Buying Beef

It is often a daunting task to enter a supermarket or butchery and trying to select from the large array of beef cuts on display. These days you mostly find pre-cuts and pre-packed beef. If you cannot find cuts to your liking, you can ask your butcher to cut according to your need. Get to know your butcher!

 

Visual appearance of beef

  • Always buy best quality beef
  • Ask for matured beef to ensure maximum tenderness
  • The grilling process does not transform inferior quality, or a less tender cut, into anything special
  • The colour should, ideally, be red, but remember that cuts will vary in colour from carcass to carcass
  • The texture should be firm, smooth, fine and not dry
  • The outer fat layer should be firm and evenly distributed. The type of feed given to the animal may influence the colour of fat (yellow maize produces a creamier colour)
  • An oily appearance is an indication of an older animal
  • Sawn-through bones are red and porous in very young animals and whiter and harder in older animals. In young animals the ribs on the inside of the carcass show red flecks. In older animals there are hardly any red flecks
  • The cartilage between the vertebrae should be white and jelly-like. The absence of cartilage is an indication of an older animal
  • The packaging should not be damaged

Classification
The class given to beef indicate the age of the animal, the fat cover and muscle conformation of the carcass.

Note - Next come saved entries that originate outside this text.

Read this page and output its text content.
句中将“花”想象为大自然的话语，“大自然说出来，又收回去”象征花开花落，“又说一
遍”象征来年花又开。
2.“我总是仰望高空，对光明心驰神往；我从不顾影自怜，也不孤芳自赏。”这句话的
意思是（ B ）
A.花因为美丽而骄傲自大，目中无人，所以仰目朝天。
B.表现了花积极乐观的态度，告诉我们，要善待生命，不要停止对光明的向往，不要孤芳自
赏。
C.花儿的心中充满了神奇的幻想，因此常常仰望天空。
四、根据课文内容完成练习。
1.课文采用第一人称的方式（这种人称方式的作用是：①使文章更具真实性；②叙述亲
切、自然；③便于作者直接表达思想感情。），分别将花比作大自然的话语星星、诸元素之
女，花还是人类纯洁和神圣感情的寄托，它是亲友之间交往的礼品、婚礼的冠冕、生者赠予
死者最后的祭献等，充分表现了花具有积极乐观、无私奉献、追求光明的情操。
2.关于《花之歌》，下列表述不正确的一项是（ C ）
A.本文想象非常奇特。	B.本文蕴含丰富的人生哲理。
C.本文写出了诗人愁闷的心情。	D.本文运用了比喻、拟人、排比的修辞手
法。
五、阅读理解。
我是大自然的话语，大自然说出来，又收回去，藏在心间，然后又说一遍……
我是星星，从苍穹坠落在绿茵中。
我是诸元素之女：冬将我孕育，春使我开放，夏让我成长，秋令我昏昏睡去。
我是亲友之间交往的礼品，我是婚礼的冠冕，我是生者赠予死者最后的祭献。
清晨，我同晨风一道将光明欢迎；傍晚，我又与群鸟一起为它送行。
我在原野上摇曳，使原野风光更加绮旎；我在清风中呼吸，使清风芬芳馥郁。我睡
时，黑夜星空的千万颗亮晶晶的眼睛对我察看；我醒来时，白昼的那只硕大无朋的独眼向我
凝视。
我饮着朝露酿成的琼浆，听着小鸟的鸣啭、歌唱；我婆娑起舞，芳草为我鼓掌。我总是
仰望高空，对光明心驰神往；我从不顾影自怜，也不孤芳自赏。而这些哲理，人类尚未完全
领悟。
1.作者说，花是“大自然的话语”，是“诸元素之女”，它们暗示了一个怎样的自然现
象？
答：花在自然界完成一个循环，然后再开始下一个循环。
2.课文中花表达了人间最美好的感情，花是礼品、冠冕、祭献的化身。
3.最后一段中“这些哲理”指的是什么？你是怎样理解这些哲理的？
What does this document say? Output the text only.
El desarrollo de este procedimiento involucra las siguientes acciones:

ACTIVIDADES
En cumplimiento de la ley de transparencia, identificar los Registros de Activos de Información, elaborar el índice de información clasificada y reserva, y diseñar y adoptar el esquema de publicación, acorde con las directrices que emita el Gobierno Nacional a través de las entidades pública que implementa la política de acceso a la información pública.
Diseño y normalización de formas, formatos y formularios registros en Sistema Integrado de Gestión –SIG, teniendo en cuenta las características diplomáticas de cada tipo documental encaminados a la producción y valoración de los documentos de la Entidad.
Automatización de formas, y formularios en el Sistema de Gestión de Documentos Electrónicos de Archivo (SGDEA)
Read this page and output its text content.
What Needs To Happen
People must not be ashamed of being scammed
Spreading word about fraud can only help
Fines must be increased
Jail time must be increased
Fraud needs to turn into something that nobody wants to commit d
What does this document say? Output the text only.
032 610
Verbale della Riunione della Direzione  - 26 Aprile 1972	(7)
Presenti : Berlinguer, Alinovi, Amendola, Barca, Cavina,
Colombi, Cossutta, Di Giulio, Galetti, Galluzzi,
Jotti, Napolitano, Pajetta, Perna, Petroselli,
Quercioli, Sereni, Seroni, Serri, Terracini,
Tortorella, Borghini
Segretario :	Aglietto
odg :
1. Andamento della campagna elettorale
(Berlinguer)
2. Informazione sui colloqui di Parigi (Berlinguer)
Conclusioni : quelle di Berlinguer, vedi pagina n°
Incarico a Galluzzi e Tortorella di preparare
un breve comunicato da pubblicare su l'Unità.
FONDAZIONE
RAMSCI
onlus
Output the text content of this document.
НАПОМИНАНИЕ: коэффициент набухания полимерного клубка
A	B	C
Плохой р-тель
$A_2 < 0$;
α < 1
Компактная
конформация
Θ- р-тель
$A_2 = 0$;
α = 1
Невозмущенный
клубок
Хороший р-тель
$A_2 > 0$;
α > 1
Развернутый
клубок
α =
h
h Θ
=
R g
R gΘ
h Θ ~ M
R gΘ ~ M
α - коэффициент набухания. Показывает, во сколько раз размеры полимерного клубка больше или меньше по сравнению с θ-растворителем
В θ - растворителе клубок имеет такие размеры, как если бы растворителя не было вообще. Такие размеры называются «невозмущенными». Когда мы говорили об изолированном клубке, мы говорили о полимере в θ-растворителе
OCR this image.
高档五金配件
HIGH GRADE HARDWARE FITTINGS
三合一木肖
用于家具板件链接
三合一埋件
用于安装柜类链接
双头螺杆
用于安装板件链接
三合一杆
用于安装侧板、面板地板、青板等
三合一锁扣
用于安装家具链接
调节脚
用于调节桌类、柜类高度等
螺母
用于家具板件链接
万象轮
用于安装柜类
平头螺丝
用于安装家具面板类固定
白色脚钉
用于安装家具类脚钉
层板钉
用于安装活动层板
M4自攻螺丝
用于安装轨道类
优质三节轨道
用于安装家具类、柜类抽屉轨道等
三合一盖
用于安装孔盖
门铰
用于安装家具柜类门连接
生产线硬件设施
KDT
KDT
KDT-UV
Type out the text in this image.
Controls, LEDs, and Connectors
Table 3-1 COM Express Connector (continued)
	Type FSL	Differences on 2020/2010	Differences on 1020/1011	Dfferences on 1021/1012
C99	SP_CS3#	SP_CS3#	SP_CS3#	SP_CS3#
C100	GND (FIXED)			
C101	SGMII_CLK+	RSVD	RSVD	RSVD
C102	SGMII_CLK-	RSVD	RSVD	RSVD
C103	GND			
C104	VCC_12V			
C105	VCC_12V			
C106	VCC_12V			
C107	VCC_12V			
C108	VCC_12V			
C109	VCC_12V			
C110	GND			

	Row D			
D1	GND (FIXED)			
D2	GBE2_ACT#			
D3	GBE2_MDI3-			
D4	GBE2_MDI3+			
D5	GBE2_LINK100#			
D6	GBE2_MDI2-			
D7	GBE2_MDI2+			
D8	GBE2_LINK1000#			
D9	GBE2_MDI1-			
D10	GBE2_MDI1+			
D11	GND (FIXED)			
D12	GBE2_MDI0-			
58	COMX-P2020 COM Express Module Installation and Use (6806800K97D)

Carcases are classified into three primary categories, determined by age and tenderness

A indicates that the beef originated from a young animal
B the intermediate grade
C indicates an older animal

Fat cover is important in the grading of beef, fat cover is measured on a scale of 0 - 6, '0' indicates no fat cover, and '6' indicates excessive fat. The optimum '2' or '3'. The fat cover grading is stamped onto the carcass (The ink used is food grade approved).

An independent authority grades Karan Beef. Inspectors employed by the South African Ministry of Agriculture carry out all meat inspection. Every reputable abattoir has its own registered identity number, which is stamped onto every carcass that leaves the plant.

Quality characteristics

Tenderness External fat cover
  0 No fat
Tender A (Purple) 1 Very lean
AB Green 2 Lean
  3 Medium
Less tender B (Brown) 4 Fat
  5 Over fat
Least tender C (Red/Pink) 6 Excessively fat


Maturing (aging)
Maturing is a natural process that improves the tenderness and flavour of the meat. Wet aging is the most commonly used method these days. It involves aging vacuum-packed beef in a refrigerator.

Dry aging was once the traditional method of aging beef. It is done in a controlled process with a whole, split or quartered carcass, or using the primary cuts such as the loin).

Primary cuts used for grilling, frying and oven roasting, such as the loin or rump, should be aged to render them more tender. Connective tissue does not soften during aging and it is therefore unnecessary to age those cuts.

Under well-controlled conditions, such as the meat trader's cold-room, beef can be hung at 0 °C for 10 - 12 days. Household refrigerators do not provide such a constant and low temperature. Recommended aging of beef in a household refrigerator at a temperature of 4 °C is for 5 - 6 days.

Vacuum packing

Vacuum packing has become very popular to everyday consumers.

All oxygen should be expressed, the meat packed hygienically, the wrapping not damaged and the temperature well controlled. If these rules are applied, vacuum-packed meat can be stored for up to two weeks at 0 °C - +2 °C.

Benefits

  • Flexible vacuum packaging takes up less freezer space
  • Meat matured in a vacuum has less drip loss and the cut surfaces do not dry out
  • Meat producers and butchers are able to mature and tenderise beef while transporting it in a controlled and hygienic environment
  • Supermarkets are able to pre-packing beef at a central distribution point before delivery to individual outlets

Colour and aroma

  • Beef owes its attractive red colour to the protein myoglobin, which is actually purple
  • When myoglobin is exposed to oxygen it turns into oxymyoglobin, which imparts a cherry red colour to beef
  • Vacuum-packed meat has a purplish red colour as a result of the absence of oxygen. As soon as the packaging is removed, the meat will regain its attractive red colour within about 10 minutes as a result of the contact with oxygen. This process takes place once only
  • When vacuum-packed meat is opened an initial confinement odour will be noticed. This is caused by a concentration of natural gases trapped in the wrapping. This aroma quickly disappears when the meat is exposed to air and left opened for approximately 10 minutes.